Sin embargo, acecha debajo y más allá de la superficie otra cuestión, una con implicaciones mucho mayores que el destino de estos diez individuos, la mayoría de los cuales, presumiblemente, volverán a una relativa oscuridad una vez que se complete el proceso.

A saber: ¿Está el Papa por encima de la ley?

Puede parecer una pregunta capciosa o retórica, pero en realidad es un asunto legal serio que fue formulado de manera memorable la semana pasada por el abogado Luigi Panella, que representa a Enrico Crasso, un banquero italiano y ex asesor financiero de la Secretaría de Estado del Vaticano.

Argumentando que el fiscal Alessandro Diddi se ha basado en una interpretación demasiado amplia de la autoridad papal, Panella afirmó que un veredicto de culpabilidad llevaría a la iglesia hasta el año 1075 y las amplias afirmaciones de una “plenitud” de poder contenidas en la infame colección Dictatus Papae . del Papa Gregorio VII.

Para decirlo de otra manera, Panella básicamente afirmó que Diddi está reutilizando el célebre adagio nixoniano de la era Watergate: “Cuando el presidente lo hace, significa que no es ilegal”.

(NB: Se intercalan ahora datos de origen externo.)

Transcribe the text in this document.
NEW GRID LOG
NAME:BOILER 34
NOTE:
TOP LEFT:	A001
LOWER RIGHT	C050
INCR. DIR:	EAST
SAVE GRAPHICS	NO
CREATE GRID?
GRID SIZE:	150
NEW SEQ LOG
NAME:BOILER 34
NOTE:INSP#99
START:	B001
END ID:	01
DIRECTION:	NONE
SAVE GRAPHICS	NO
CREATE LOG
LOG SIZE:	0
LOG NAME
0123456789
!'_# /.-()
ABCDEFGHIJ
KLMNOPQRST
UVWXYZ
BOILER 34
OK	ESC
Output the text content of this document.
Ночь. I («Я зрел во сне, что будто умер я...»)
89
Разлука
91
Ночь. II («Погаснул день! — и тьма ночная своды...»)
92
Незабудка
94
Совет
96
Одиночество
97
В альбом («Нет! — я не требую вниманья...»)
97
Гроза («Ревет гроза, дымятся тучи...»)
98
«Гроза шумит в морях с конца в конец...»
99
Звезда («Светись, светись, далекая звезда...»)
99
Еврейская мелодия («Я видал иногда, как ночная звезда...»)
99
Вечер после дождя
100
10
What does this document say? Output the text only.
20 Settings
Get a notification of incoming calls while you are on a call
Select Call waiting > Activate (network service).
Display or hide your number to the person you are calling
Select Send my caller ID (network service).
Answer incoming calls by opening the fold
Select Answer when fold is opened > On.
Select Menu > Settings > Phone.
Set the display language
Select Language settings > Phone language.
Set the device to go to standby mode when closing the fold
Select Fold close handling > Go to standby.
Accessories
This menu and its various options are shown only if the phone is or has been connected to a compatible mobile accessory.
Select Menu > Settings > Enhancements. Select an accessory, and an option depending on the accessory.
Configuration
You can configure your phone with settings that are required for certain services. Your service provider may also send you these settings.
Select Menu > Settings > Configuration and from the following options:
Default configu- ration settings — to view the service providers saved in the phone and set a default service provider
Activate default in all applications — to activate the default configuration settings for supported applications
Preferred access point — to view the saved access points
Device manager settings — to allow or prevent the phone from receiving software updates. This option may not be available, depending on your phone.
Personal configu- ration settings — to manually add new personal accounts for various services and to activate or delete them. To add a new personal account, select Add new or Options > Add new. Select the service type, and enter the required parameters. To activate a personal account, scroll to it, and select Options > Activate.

Panella presentó sus argumentos finales –a los que los italianos, coloridamente, se refieren como su “arenga”– durante dos días esta semana y, en un nivel, se centraron en un esfuerzo minucioso por refutar la acusación sustancial de que Crasso participó en fraude durante su papel en la controvertida compra por 400 millones de dólares de un antiguo almacén de Harrod’s en Londres en nombre de la Secretaría de Estado.

Entre otros puntos, Panella insistió en que las pruebas del juicio no demostraron que Crasso alguna vez obtuviera algún beneficio financiero de sus tratos con el financiero italiano Gianluigi Torzi, quien negoció las etapas finales del acuerdo de Londres.

De hecho, Panella citó una grabación de audio de una reunión de 2018 entre Torzi, Crasso y Fabrizio Tirabassi, funcionario de la Secretaría de Estado también imputado en el caso, en la que Torzi no sólo no menciona haber ofrecido una compensación a Crasso, sino que parece Está claro que Torzi en realidad quería que lo sacaran del trato.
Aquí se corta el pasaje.